J’ai pu en privilégié assister à la projection en avant première de la ligne droite, le dernier long métrage de Régis Wargnier dont la sortie en salles est prévue le 11 mars prochain. Régis est un cinéaste rare, réellement amoureux des gestes de l’athlétisme.
J’ai eu la chance de profiter de cette aubaine en étant associé il y a quelques années au tournage de son documentaire « Cœur d’athlètes » qui mettait en perspective trois portraits exemplaires à plus d’un titre. Heike Dreschler Hicham El Guerrouj et Haile Gebreselassié qui portaient en eux le formidable espoir d’exister grâce au sport. Ces destinées hors du commun étaient la résultante d’une détermination individuelle à toute épreuve sublimée par l’histoire collective de laquelle leurs terres natales étaient imprégnées. Régis était parvenu sans efforts apparents à rendre lumineux cette filiation tenace.

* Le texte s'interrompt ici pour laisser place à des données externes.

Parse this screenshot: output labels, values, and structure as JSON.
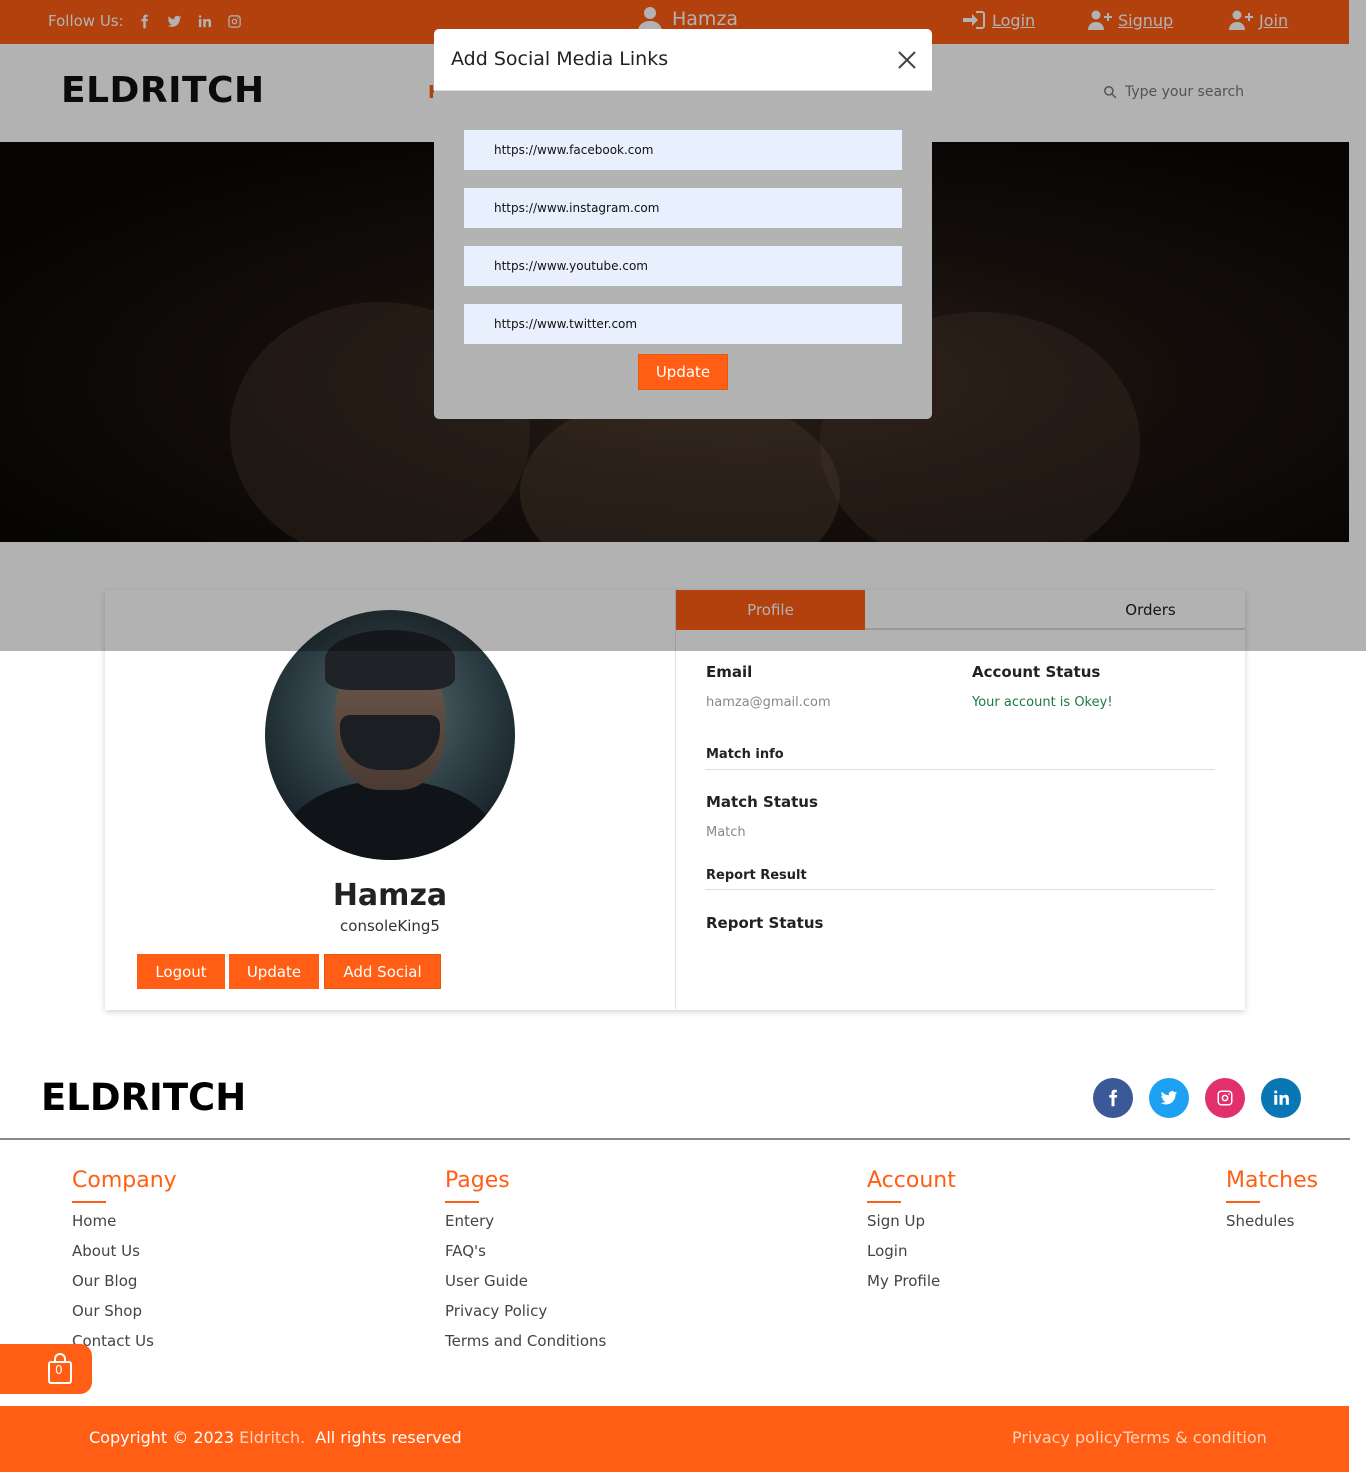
{
  "topbar": {
    "follow_label": "Follow Us:",
    "social_icons": [
      "facebook-icon",
      "twitter-icon",
      "linkedin-icon",
      "instagram-icon"
    ],
    "user_name": "Hamza",
    "login": "Login",
    "signup": "Signup",
    "join": "Join"
  },
  "header": {
    "logo": "ELDRITCH",
    "nav_hint": "H",
    "search_placeholder": "Type your search"
  },
  "profile": {
    "name": "Hamza",
    "username": "consoleKing5",
    "buttons": {
      "logout": "Logout",
      "update": "Update",
      "add_social": "Add Social"
    },
    "tabs": {
      "profile": "Profile",
      "orders": "Orders"
    },
    "email_label": "Email",
    "email_value": "hamza@gmail.com",
    "account_status_label": "Account Status",
    "account_status_value": "Your account is Okey!",
    "match_info": "Match info",
    "match_status_label": "Match Status",
    "match_status_value": "Match",
    "report_result": "Report Result",
    "report_status_label": "Report Status"
  },
  "modal": {
    "title": "Add Social Media Links",
    "facebook": "https://www.facebook.com",
    "instagram": "https://www.instagram.com",
    "youtube": "https://www.youtube.com",
    "twitter": "https://www.twitter.com",
    "update": "Update"
  },
  "footer": {
    "logo": "ELDRITCH",
    "social": [
      {
        "icon": "facebook-icon",
        "color": "#3b5998"
      },
      {
        "icon": "twitter-icon",
        "color": "#1da1f2"
      },
      {
        "icon": "instagram-icon",
        "color": "#e1306c"
      },
      {
        "icon": "linkedin-icon",
        "color": "#0a77b5"
      }
    ],
    "company": {
      "title": "Company",
      "links": [
        "Home",
        "About Us",
        "Our Blog",
        "Our Shop",
        "Contact Us"
      ]
    },
    "pages": {
      "title": "Pages",
      "links": [
        "Entery",
        "FAQ's",
        "User Guide",
        "Privacy Policy",
        "Terms and Conditions"
      ]
    },
    "account": {
      "title": "Account",
      "links": [
        "Sign Up",
        "Login",
        "My Profile"
      ]
    },
    "matches": {
      "title": "Matches",
      "links": [
        "Shedules"
      ]
    },
    "cart_count": "0",
    "copyright_prefix": "Copyright © 2023",
    "copyright_brand": "Eldritch.",
    "copyright_suffix": "All rights reserved",
    "privacy": "Privacy policy",
    "terms": "Terms & condition"
  },
  "colors": {
    "accent": "#ff5e14",
    "ok": "#1a7a42"
  }
}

La ligne droite est l’aboutissement de sa réflexion dans le domaine si particulier du sport de performances .Régis qui est aussi l’auteur du scénario original imagine la rencontre de deux âmes écorchées par l’existence. Leila, une beurette des cités qui sort tout juste de prison et Yannick un gamin frappé de cécité après un récent accident de la route. Avant que leurs destinées singulières ne s’aimantent naturellement, Régis a eu l’idée d’imposer entre eux un lien obligé. La cordelette qui permet à l’aveugle de courir à la condition d’être lié à son guide. Il ressort de cette expérience, un long apprentissage pour faire naître la confiance et quelques questions essentielles. Peut-on conjuguer ou cumuler ses handicaps ? Peut-on réécrire sa destinée en s’en remettant au regard d’une étrangère ? Le sport est-il à lui seul capable de tout effacer ? Régis se garde bien d’opposer un seul point de vue mais son propos se veut raisonnablement optimiste. Yannick qui évoque dans une scène la trajectoire exceptionnelle des champions, note qu’ils ont tous du lutter pour sauvegarder leur existence. Que ce soit Heike en RDA, Hailé en Ethiopie ou Hicham au Maroc, tous les parcours convergent vers cette évidence. Il n’y a qu’à assister à une séance dure d’entraînement pour s’en convaincre. Chez Hicham à Ifrane par exemple, la caméra de Régis avait su saisir l’instant précis où les jambes de l’athlète à bout de souffle sont prises en charge par son seul cerveau. La plus belle réussite de cette ligne droite aura été de restituer cette alchimie unique. L’athlétisme tout entier soudain en sort grandi.